Posted by Domenico Delle Side Mon, 09 Feb 2009 08:42:00 GMT

Potrà sembrare assurdo, ma per anni fior di matematici hanno studiato il modo in cui è possibile tagliare in maniera equa una torta.

Si è cominciato studiando il problema del dividersi una torta in due, che ha una soluzione banale: uno divide e l’altro sceglie la fetta. Entrambi saranno soddisfatti.

Il caso dei tre golosi è senz’altro più interessante, perché richiede una logica più raffinata. Questo problema è stato risolto negli anni 40 da Hugo Steinhaus e siamo così in grado di dividere una torta tra tre persone in maniera tale che ognuno di loro sia allo stesso tempo responsabile della propia scelta e soddisfatto (dal punto di vista logico) della stessa.

Citando l’articolo de Le Scienze di cui si è già dato il link, cerchiamo di capire di cosa si tratti e supponiamo che Paolo, Dino e Giulio vogliano dividersi equamente una torta.

Come primo passo, Paolo taglia la torta in due fette e chiamiamole A e B, con A che è a suo giudizio pari a 1/3 e B a 2/3.

Successivamente, Paolo consegna la fetta A a Dino e gli chiede di tagliarne una fettina se ritiene che sia più di 1/3 o, in caso contrario, di lasciarla com’è. Chiamiamo A’ la fetta risultante, che sarà pari ad A o più piccola.
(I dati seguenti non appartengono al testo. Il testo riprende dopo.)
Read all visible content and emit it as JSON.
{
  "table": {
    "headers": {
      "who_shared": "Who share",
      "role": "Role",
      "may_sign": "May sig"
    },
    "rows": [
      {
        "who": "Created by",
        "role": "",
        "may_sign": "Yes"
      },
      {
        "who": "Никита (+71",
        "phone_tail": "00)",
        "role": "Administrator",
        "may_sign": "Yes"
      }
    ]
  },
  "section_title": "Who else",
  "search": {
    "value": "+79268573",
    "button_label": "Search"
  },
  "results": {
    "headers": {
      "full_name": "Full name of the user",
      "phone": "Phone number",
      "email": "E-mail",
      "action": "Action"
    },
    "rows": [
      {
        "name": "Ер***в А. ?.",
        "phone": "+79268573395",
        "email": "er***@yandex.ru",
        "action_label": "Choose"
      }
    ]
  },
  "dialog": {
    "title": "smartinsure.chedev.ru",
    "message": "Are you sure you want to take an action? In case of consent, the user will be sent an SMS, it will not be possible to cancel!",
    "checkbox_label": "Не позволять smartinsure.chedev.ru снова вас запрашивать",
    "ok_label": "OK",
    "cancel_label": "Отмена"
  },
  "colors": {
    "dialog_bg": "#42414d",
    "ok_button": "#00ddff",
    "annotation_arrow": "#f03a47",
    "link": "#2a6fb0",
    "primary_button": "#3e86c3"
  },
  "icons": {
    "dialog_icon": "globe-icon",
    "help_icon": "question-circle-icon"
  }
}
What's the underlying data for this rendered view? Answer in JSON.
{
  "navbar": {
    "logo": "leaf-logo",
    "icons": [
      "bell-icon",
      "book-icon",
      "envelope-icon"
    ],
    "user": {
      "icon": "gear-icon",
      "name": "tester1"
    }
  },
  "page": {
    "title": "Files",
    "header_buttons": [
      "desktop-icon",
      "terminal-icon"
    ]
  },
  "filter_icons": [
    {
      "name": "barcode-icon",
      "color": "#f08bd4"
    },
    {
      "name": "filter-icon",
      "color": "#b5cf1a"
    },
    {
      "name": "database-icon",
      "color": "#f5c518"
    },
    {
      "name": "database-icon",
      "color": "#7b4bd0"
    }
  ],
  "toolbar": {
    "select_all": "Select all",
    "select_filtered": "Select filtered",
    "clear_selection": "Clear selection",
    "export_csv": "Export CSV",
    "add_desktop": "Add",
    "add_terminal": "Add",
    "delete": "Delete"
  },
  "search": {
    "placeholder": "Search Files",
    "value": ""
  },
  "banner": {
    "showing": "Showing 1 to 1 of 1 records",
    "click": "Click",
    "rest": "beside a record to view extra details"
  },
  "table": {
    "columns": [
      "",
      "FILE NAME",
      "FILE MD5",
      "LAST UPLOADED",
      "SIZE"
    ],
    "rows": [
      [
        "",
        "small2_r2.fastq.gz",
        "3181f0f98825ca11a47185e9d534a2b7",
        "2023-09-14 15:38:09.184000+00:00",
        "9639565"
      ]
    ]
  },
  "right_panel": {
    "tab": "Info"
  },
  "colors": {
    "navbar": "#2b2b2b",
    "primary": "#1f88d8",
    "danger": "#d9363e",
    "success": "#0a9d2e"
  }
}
In ultimo, Dino passa A’ a Giulio, che può scegliere se prenderla o no.

Cosa può accadere a questo punto? Elenchiamo le possibilità:

  1. Se Giulio accetta A’, allora Paolo e Dino mettono insieme quello che rimane – B più gli eventuali ritagli di A – e lo considerano un’unica torta, che dividono con il metodo «Io taglio, tu scegli».
  2. Se Giulio non accetta A’, e Dino ha tagliato una fettina di A, allora Dino prende A’ (è lui che ha realizzato la fetta A’ in maniera tale che a suo giudizio fosse 1/3 del totale), mentre Paolo e Giulio fanno a «Io taglio, tu scegli» con il resto.
  3. Se Giulio non accetta A’, e Dino non ha tagliato una fettina di A, Paolo prende A (è lui che ha tagliato inizialmente quella fetta, quindi per lui è 1/3 del totale), mentre Dino e Giulio fanno a «Io taglio, tu scegli» con il resto.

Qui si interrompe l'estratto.